Лена вскинула голову. Пристально посмотрела на него. И взгляд ее был такой, будто Антон стал отдаляться от нее, словно бы он уже уезжал и дорога уносила его прочь. Она смотрела долго, и когда он стал совсем маленьким и едва различимым, она сказала:

— Счастливого пути, сударь. Можете считать себя свободным от всех обязательств.

Она повернулась, пошла по аллее не торопясь и не медля, на ходу расстегивая зонтик и спокойно покачивая бедрами.

«Неужели — все?..» — с грустью подумал он. Еще совсем недавно, может, час назад, когда он бежал к их «Кофейному домику», Антон саму мысль о разрыве считал страшной бедой, ужасался самой возможности разрыва. А теперь почему-то он испытывал лишь грусть и, боялся признаться себе самому, даже облегчение.

Утром его поднял телефонный звонок. Незнакомый голос в трубке осведомился:

— Это кто?

— Антон, — раздраженно спросонья ответил он. — А вам кого?

— Владимирова. Никитич спрашивает, как здоровье Олега.

— А-а! — обрадовался юноша. — Ничего здоровье, нормально!

— В шесть пополудни прошу быть в почтовом отделении на Конюшенной, у стола телеграмм.
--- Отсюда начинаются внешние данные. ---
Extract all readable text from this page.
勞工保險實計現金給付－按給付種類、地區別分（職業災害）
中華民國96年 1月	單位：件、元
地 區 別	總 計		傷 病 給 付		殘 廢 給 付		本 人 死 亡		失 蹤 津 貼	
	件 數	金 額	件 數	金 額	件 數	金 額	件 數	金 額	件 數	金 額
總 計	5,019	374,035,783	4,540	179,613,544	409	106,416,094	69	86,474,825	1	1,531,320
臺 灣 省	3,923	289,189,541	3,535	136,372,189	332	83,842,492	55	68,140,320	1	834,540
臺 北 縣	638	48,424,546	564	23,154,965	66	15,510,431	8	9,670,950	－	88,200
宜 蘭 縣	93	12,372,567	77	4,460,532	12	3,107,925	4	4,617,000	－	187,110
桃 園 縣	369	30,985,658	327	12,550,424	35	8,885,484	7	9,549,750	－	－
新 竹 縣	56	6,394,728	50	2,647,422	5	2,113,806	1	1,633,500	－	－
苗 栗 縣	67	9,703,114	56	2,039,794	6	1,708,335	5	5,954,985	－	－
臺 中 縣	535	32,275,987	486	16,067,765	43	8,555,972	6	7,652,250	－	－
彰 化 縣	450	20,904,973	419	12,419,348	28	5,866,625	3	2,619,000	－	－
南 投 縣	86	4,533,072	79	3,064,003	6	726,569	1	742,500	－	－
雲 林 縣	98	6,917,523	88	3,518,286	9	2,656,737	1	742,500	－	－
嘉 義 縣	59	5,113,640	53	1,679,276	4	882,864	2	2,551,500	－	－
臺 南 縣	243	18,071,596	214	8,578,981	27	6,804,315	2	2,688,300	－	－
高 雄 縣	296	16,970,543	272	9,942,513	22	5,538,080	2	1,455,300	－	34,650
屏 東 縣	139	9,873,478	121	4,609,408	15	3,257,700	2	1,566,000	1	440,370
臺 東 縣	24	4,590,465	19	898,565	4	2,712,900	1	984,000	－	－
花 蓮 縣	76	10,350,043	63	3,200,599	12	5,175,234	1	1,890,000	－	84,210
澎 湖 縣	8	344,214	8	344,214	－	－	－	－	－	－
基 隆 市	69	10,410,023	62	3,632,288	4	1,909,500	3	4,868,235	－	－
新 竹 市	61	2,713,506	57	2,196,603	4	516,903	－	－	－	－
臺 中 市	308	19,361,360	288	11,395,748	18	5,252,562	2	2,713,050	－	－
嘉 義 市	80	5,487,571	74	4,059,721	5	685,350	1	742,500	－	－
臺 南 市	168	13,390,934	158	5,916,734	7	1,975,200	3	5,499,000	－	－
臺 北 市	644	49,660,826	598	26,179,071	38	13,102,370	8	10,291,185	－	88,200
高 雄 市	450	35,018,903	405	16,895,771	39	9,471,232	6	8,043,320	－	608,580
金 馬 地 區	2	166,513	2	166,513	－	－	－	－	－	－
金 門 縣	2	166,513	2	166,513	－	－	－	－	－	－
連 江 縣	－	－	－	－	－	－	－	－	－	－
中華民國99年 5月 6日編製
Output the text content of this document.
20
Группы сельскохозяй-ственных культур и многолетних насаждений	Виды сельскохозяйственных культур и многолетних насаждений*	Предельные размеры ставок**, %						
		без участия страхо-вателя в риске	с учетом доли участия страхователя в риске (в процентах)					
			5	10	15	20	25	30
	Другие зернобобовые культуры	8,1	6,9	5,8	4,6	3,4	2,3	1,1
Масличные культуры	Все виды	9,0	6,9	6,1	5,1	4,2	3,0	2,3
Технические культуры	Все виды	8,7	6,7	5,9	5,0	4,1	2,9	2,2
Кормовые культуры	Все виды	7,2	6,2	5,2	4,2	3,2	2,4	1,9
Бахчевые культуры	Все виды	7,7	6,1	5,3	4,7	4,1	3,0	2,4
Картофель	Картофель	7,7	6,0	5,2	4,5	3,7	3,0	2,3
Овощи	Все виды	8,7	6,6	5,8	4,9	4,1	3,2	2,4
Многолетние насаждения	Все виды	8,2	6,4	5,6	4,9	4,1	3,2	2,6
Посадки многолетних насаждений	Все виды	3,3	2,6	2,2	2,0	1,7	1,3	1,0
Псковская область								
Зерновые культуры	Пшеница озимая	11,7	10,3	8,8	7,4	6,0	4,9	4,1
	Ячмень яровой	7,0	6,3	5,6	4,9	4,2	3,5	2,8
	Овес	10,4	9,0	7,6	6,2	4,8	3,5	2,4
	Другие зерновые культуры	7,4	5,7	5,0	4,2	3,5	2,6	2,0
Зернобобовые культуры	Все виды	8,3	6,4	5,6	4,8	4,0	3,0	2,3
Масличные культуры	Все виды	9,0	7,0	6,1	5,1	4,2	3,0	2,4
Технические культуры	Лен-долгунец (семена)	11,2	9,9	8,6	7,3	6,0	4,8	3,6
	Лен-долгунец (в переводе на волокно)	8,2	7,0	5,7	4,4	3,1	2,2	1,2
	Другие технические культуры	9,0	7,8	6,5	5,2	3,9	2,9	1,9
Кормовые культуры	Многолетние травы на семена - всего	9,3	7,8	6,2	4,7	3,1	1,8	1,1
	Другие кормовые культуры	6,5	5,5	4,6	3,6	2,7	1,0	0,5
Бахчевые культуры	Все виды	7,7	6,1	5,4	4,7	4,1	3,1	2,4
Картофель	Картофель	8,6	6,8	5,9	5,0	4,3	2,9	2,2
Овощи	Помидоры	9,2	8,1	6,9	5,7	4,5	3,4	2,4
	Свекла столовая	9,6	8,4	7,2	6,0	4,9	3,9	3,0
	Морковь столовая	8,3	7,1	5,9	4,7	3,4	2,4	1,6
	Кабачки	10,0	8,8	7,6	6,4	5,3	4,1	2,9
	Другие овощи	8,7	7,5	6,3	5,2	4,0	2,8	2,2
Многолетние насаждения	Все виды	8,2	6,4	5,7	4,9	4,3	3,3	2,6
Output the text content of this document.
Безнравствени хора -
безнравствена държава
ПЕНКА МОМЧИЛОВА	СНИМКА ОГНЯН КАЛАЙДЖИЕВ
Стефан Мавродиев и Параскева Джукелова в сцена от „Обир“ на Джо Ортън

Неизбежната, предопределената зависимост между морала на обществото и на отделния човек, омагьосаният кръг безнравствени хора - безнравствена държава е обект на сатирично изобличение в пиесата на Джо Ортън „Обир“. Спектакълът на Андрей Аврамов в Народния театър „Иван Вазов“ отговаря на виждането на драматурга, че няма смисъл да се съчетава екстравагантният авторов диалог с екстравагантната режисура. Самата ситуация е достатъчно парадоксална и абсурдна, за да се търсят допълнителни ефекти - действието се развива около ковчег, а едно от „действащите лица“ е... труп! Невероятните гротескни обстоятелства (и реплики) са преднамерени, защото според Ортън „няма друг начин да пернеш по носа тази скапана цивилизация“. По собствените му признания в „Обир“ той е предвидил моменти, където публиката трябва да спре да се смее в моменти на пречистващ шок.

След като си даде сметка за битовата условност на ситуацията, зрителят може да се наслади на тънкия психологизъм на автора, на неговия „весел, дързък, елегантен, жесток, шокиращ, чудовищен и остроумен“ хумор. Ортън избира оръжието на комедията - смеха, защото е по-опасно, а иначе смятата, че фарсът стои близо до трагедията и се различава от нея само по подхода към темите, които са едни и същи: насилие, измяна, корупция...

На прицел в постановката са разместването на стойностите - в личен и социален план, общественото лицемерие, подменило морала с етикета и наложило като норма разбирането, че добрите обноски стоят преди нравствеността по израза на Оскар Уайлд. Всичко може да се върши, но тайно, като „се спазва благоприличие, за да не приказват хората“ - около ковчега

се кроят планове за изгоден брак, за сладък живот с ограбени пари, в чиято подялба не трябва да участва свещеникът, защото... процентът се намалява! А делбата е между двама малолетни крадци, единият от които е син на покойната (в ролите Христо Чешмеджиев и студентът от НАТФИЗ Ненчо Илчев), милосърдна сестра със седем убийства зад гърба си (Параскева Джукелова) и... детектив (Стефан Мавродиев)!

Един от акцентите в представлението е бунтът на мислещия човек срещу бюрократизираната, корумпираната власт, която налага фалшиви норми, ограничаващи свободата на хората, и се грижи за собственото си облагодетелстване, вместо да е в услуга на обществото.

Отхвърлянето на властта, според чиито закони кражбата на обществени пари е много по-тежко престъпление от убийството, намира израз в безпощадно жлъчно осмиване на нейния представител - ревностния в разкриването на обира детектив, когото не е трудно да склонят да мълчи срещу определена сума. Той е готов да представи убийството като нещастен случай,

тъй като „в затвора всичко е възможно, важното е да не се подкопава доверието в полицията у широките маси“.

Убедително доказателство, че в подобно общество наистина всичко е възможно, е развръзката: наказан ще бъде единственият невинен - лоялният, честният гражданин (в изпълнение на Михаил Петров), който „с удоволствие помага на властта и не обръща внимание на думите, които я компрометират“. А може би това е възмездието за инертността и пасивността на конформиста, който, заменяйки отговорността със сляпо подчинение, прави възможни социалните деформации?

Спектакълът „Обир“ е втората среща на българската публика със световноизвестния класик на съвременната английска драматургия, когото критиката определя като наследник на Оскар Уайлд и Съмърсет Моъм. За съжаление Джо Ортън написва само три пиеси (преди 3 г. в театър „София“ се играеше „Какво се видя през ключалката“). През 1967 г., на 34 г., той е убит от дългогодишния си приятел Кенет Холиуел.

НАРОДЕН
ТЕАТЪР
— Непременно! Непременно буду!

В трубке уже звучал сигнал отбоя.

В шесть — минута в минуту — Антон подходил к окну приема телеграмм. Перед тем, чтобы само появление его на почте было естественным, он перебрал в уме поводы и, к радости своей, припомнил, что завтра день рождения дальней отцовой тетки и ей непременно следует послать поздравление. В тот момент, когда он вошел в контору, от стойки оторвался молодой человек и поспешил к окошку, опередив его.

Молодой человек был изысканно, даже щегольски одет, с дорогим перстнем на пальце, с булавкой в галстуке и инкрустированной тростью в руке. Тщательно выбритые щеки его отливали бледной синевой. Он брезгливо пошевелил лопатками, словно бы высвобождаясь от неприятного соседства — может быть, Антон задел его плечом? — и скользнул по лицу студента раздраженным взглядом. И юноша едва сдержал радостное восклицание: это был Камо!

Камо, однако ж, тотчас отвернулся и углубился в изучение составленного им текста. Антон проследил за его взглядом. На бланке было крупно выведено:

«Завтра восемь вечера, у Захара. Будь осторожен».

Камо начал что-то исправлять в тексте, потом досадливо крякнул, как бы выражая неудовольствие составленным им посланием.

— Пардон! — небрежно бросил он Антону, скомкал бланк, сунул его в карман и снова отошел к стойке с чернилами.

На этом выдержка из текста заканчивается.